The routing process involves determining the optimal path for each signal or net, taking into account various factors such as timing constraints, signal integrity, and power consumption. routing is a critical step in the physical design process of an integrated circuit. By optimizing the routing of the design, designers can ensure that the final chip meets the performance, power, and area requirements of the target application.

Timing closure

  • Timing closure is the process of ensuring that the timing requirements of a digital design in Verilog are met.
  • Timing closure is a critical step in the physical design flow of digital integrated circuits, where the Verilog design is synthesized, placed and routed to meet the timing requirements.
  • Timing analysis involves simulating the design using accurate delay models to determine the critical path, which is the path that takes the longest time to propagate through the design.

Physical verification

Physical verification is a critical step in the design flow of digital integrated circuits, including Verilog designs.

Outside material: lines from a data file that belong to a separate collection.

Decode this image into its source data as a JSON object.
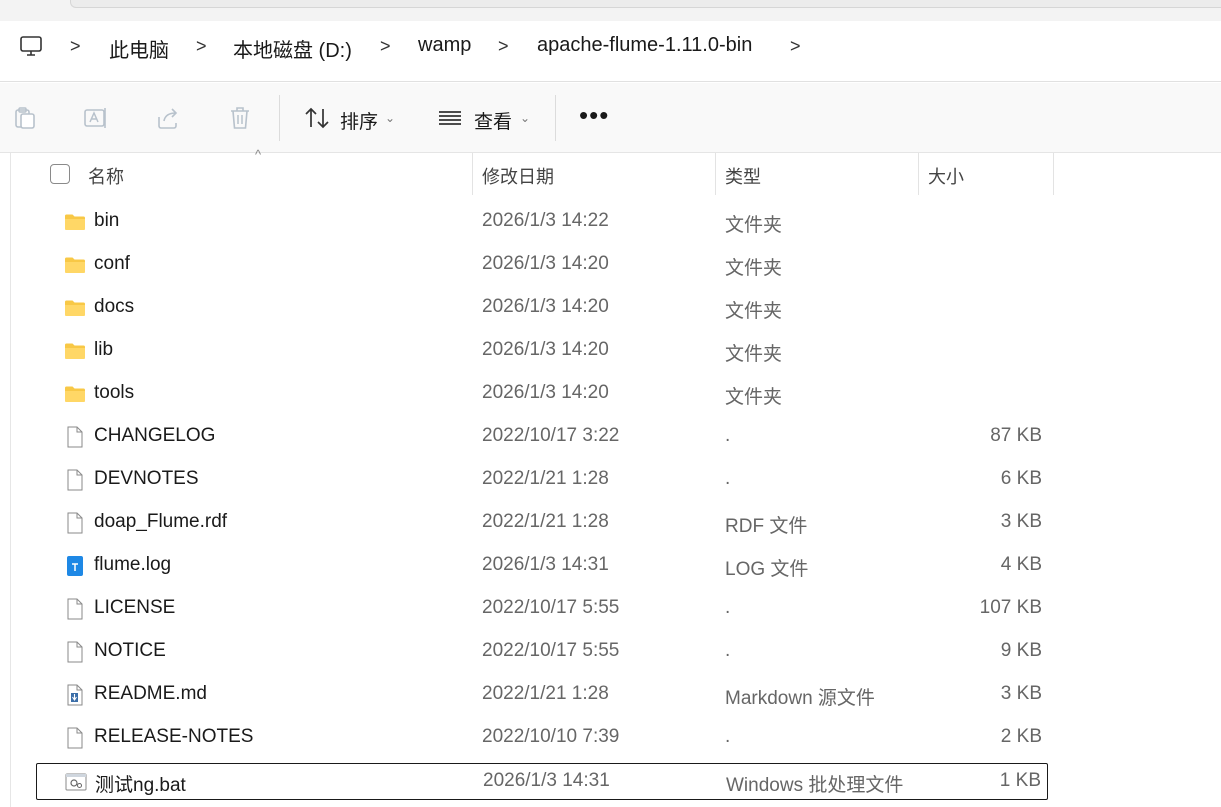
{
  "breadcrumb": {
    "items": [
      "此电脑",
      "本地磁盘 (D:)",
      "wamp",
      "apache-flume-1.11.0-bin"
    ],
    "separator": ">"
  },
  "toolbar": {
    "sort_label": "排序",
    "view_label": "查看",
    "more_label": "•••",
    "caret": "⌄"
  },
  "columns": {
    "name": "名称",
    "modified": "修改日期",
    "type": "类型",
    "size": "大小",
    "sort_indicator": "^"
  },
  "files": [
    {
      "name": "bin",
      "date": "2026/1/3 14:22",
      "type": "文件夹",
      "size": "",
      "icon": "folder-icon"
    },
    {
      "name": "conf",
      "date": "2026/1/3 14:20",
      "type": "文件夹",
      "size": "",
      "icon": "folder-icon"
    },
    {
      "name": "docs",
      "date": "2026/1/3 14:20",
      "type": "文件夹",
      "size": "",
      "icon": "folder-icon"
    },
    {
      "name": "lib",
      "date": "2026/1/3 14:20",
      "type": "文件夹",
      "size": "",
      "icon": "folder-icon"
    },
    {
      "name": "tools",
      "date": "2026/1/3 14:20",
      "type": "文件夹",
      "size": "",
      "icon": "folder-icon"
    },
    {
      "name": "CHANGELOG",
      "date": "2022/10/17 3:22",
      "type": ".",
      "size": "87 KB",
      "icon": "file-icon"
    },
    {
      "name": "DEVNOTES",
      "date": "2022/1/21 1:28",
      "type": ".",
      "size": "6 KB",
      "icon": "file-icon"
    },
    {
      "name": "doap_Flume.rdf",
      "date": "2022/1/21 1:28",
      "type": "RDF 文件",
      "size": "3 KB",
      "icon": "file-icon"
    },
    {
      "name": "flume.log",
      "date": "2026/1/3 14:31",
      "type": "LOG 文件",
      "size": "4 KB",
      "icon": "text-file-icon"
    },
    {
      "name": "LICENSE",
      "date": "2022/10/17 5:55",
      "type": ".",
      "size": "107 KB",
      "icon": "file-icon"
    },
    {
      "name": "NOTICE",
      "date": "2022/10/17 5:55",
      "type": ".",
      "size": "9 KB",
      "icon": "file-icon"
    },
    {
      "name": "README.md",
      "date": "2022/1/21 1:28",
      "type": "Markdown 源文件",
      "size": "3 KB",
      "icon": "markdown-file-icon"
    },
    {
      "name": "RELEASE-NOTES",
      "date": "2022/10/10 7:39",
      "type": ".",
      "size": "2 KB",
      "icon": "file-icon"
    },
    {
      "name": "测试ng.bat",
      "date": "2026/1/3 14:31",
      "type": "Windows 批处理文件",
      "size": "1 KB",
      "icon": "batch-file-icon"
    }
  ],
  "colors": {
    "folder": "#F8C846",
    "log_icon": "#1E88E5",
    "selection_border": "#1A1A1A"
  }
}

The purpose of physical verification is to ensure that the Verilog design can be fabricated as a physical chip without any manufacturing issues.

There are several techniques and tools available for physical verification in Verilog, including:

  1. Design rule checking (DRC): DRC tools check the Verilog design against a set of design rules, which are specified by the semiconductor foundry. The design rules specify the minimum feature sizes, spacing, and other physical constraints that the design must satisfy. DRC tools can help to identify potential design rule violations, such as short or open circuits.

  2. Layout vs. schematic (LVS) verification: LVS tools compare the Verilog netlist with the physical layout to ensure that they match. LVS can help to identify potential errors, such as missing or extra connections between the Verilog netlist and the physical layout.

  3. Electrical rule checking (ERC): ERC tools check the Verilog design against a set of electrical rules, which are specified by the semiconductor foundry. The electrical rules specify the maximum current density, voltage drop, and other electrical constraints that the design must satisfy. ERC can help to identify potential electrical violations, such as excessive current density or voltage drop.

Advantages

  • It automates the process of converting RTL code to a physical implementation, reducing the time and effort required to design a chip.
  • It helps to optimize the design for power, performance, and area.
  • It can perform complex optimizations such as clock tree synthesis, routing, and placement, which can be difficult to perform manually.
  • It can help identify and correct design issues early in the design process, reducing the risk of errors in the final chip.

Disadvantages

  • It can be complex and requires a high level of expertise to use effectively.
  • It can produce unexpected results if the input RTL code is not well-written or is incomplete.
  • It can be expensive, as it requires specialized software and hardware.
  • It can take a significant amount of time to generate a physical implementation, particularly for large and complex designs.